It was the first time I had been back to the fourteenth floor of the Fairfax Building in Jones Street since 1976 when Sir Warwick Fairfax—Young Warwick’s father—had summonsed me to his office to discuss my contentious prisons article for the National Times. Now, eleven years later, on 14 September, I was in the boardroom trying not to giggle at the unforgettable sight of the five directors, all men, two of them knights and several of whom would fit the description ‘crusty’, sitting round the imposing board table, solemn oil portraits of Fairfax ancestors looking down on them, flicking through the latest issue of Ms. magazine. I doubt if any of them had even seen a feminist publication before. I walked them through my written proposal, arguing that an outlay of around $12.5 million ($8.5 million acquisition price and $4 million ongoing investment) would give Fairfax a prestigious property that would give the company an immediate profile in the American publishing world, as its buying of the Spectator magazine a few years earlier had done in the UK. I proposed to make Ms. ‘a well-written, argumentative and, at times, controversial news magazine which applies a tough-minded feminist perspective to national events, which provides service information to women, and which through its editorial consolidates and improves upon its already impressive demographics.’
The timing was terrible—or great, depending on how you read the tea leaves. Could the board approve an acquisition that was not large in dollar terms, but which represented a significant expansion of the company’s US presence, while a takeover offer was on the table? The board was opposed to the takeover and had recommended that shareholders not accept the offer. If Young Warwick succeeded, we faced the hideous prospect that his asset-stripping plans would see the Fairfax magazine group sold on to Kerry Packer and that I would find myself, having left the Fairfax newspaper group, working for Packer. Even worse, the Ms. women, having successfully staved off Packer earlier in the year, and agreed to do business with us in part because we were ‘not Packer’, might find him owning their magazine after all. We hoped we were protected from such a fate by Ms. being acquired by Fairfax Publications (US) Ltd, which was a wholly-owned subsidiary of John Fairfax (US) Ltd, the newspaper company, and not therefore owned by Fairfax Magazines.
The board signed off on the purchase and Sandra sent a letter of intent to Henry Ansbacher. It was just six weeks since our lunch at Café Un Deux Trois. We’d done it! But it was too soon to celebrate as we quickly found out. The next day New York Newsday broke the story that Australians had bought Ms. but, Gloria told me on the phone from New York, her board was still not convinced. They were now chasing another deal, a venture capital injection that would enable them to retain editorial control of the magazine. There was, on Gloria’s assessment, only an 80 per cent chance the Ms. Foundation Board would accept the Fairfax offer. This was an astonishing turn of events. We thought we had a deal. Instead, here was the first warning sign that Gloria Steinem was not really willing to let go of Ms. magazine.

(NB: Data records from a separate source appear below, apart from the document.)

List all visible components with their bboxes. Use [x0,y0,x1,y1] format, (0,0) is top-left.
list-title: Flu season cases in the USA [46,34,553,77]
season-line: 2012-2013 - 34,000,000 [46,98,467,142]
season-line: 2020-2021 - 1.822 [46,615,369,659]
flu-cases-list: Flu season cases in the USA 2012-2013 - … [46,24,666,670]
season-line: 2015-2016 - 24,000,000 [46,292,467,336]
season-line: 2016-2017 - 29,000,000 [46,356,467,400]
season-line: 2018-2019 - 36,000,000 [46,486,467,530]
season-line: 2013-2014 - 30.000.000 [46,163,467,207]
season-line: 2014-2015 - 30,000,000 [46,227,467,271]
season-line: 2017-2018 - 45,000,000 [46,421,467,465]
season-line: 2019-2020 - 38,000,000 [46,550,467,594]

It was a very tense time. I spent my days with Gill Chalmers, the experienced and down-to-earth editor of Woman’s Day learning the, to me anyway, mysteries of magazine production and timelines. Every night I was on the phone to New York, lobbying for a favourable decision. Back in New York Sandra was getting on with the business of establishing Sassy. She hired 24-year-old Jane Pratt to be editor-in-chief, brought Cheryl Collins, Dolly’s art director, over from Sydney to start designing a groovy new magazine and hired an advertising agency to start generating buzz. The debut issue of this exciting new publication was slated for March 1988.
On 23 September, the Ms. board accepted our offer ‘with pleasure’ and with no strings attached. We never learned what happened to the white knight or why the Ms. Foundation ultimately agreed to sell to us, but it was highly likely that Ms. would have been forced to close had they not accepted the Fairfax offer. I flew out of Sydney that same day. In lieu of notice, I gave the Financial Review’s Jenni Hewett the exclusive that Fairfax was now the proud owner of this American feminist icon. On the plane I wrote in my diary how thrilled I was to be embarking on yet another great adventure. And how terrified. This was an astonishing turnaround in my fortunes, and bigger than anything I had ever done before. I hoped that I might be able to bring to Ms. my experience in journalism, my feminist sensibility, and the thorough knowledge of women’s issues I had accumulated while working at OSW. I had the opportunity to remake Ms. so that it was relevant for the 1990s, reflecting where American women were on the still rocky road to true equality and independence, and offering a unique feminist perspective on the issues and obstacles that still stood in their way. I was amazingly confident I could do it. This was the opportunity of a lifetime and I was going to give it everything I had.
Just a week after the Ms. Foundation accepted our offer, the gloomy scenarios of the previous six weeks suddenly became nightmarishly real. Young Warwick agreed to sell the Financial Review, the Times on Sunday and the Macquarie Network to corporate raider Robert Holmes à Court, and the magazine group and the Canberra Times to Ke
rry Packer. The two newspapers I had worked for until the previous week were both being disposed of. Had it not been for the Ms. deal and my exciting new job, I would have been part of the editorial fodder whose future was now so uncertain. Even worse, and what made me feel both guilty and sad, was that so many of the men who had helped me get this extraordinary new opportunity were now casualties. Max Suich, my long time mentor, Greg Gardiner, Fairfax’s general manager and Fred Brenchley, another long-time friend and a former editor of the Financial Review who had been running the magazine group, would all lose their jobs. No one was able to tell us what the fate of Ms. would be under the proposed new arrangements. Sandra and I went to a celebratory dinner with Gloria and Pat but we did not dare tell them anything until we had concrete information about who was to own Ms. During the dinner Greg Gardiner rang Sandra to say we were ‘Okay’.